The same result is obtained when treating adenomyosis with Duphaston. The reached state of menopause is reversible, the menstrual cycle is restored after 1-1.5 months after discontinuation of the drug. Conservative tactics are appropriate for grade 1-2 adenomyosis.

Remove formed endometriotic foci in myometrium

The method of uterine artery embolization is suitable for a sufficiently good blood supply to adenomyosis tissue. A minimally traumatic method is to turn off the uterine vessels from the circulation by introducing chemical agents.

It is possible to remove endometriotic foci using nitrogen (cryodestruction), electric current (electrocoagulation), radio frequency waves (RFA). Minimally invasive treatments for adenomyosis allow the uterus to be preserved for subsequent pregnancy.

The most radical treatment - removal of the uterus (hysterectomy) - is advisable with deep damage to the myometrium, combined with the involvement of appendages, and the ineffectiveness of conservative measures.

Hormonal treatment of adenomyosis before menopause

A good result is achieved by using the hormonal Mirena intrauterine device, established for 5 years. At the same time, the woman notes a decrease in the monthly volume and the disappearance of pain.

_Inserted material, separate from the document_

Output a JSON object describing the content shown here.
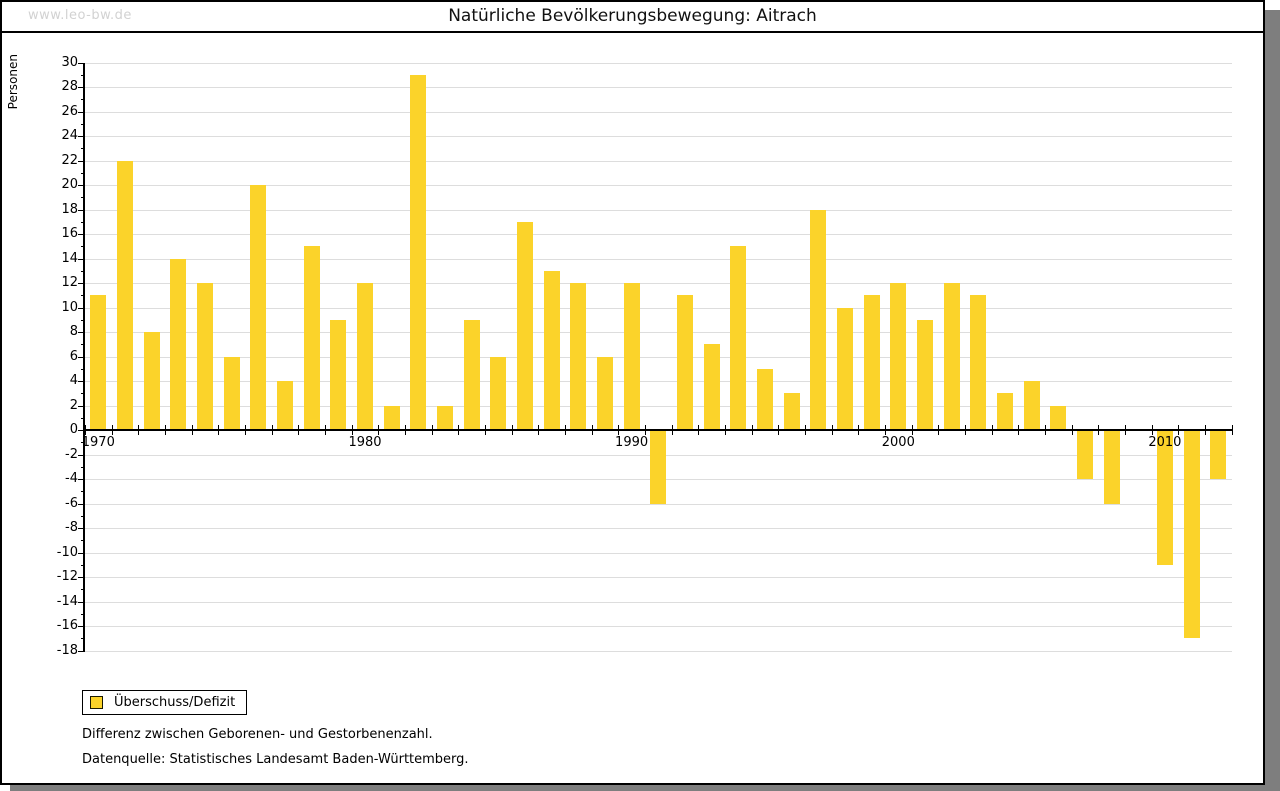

Another way to prevent the further spread of adenomyosis is hormonal contraceptives. The most effective scheme is 63 + 7: taking three packs without a break, 7 days for withdrawal bleeding and repeat the course again.

Restorative treatment

In the treatment of adenomyosis, drugs are needed to eliminate anemia, enhance immune protection and relieve nervous tension.

Only timely diagnosis of adenomyosis and its treatment with drugs and, if necessary, by operative methods will help to avoid deterioration and negative effects in women of childbearing age. Having survived menopause , a woman can no longer worry about the disease.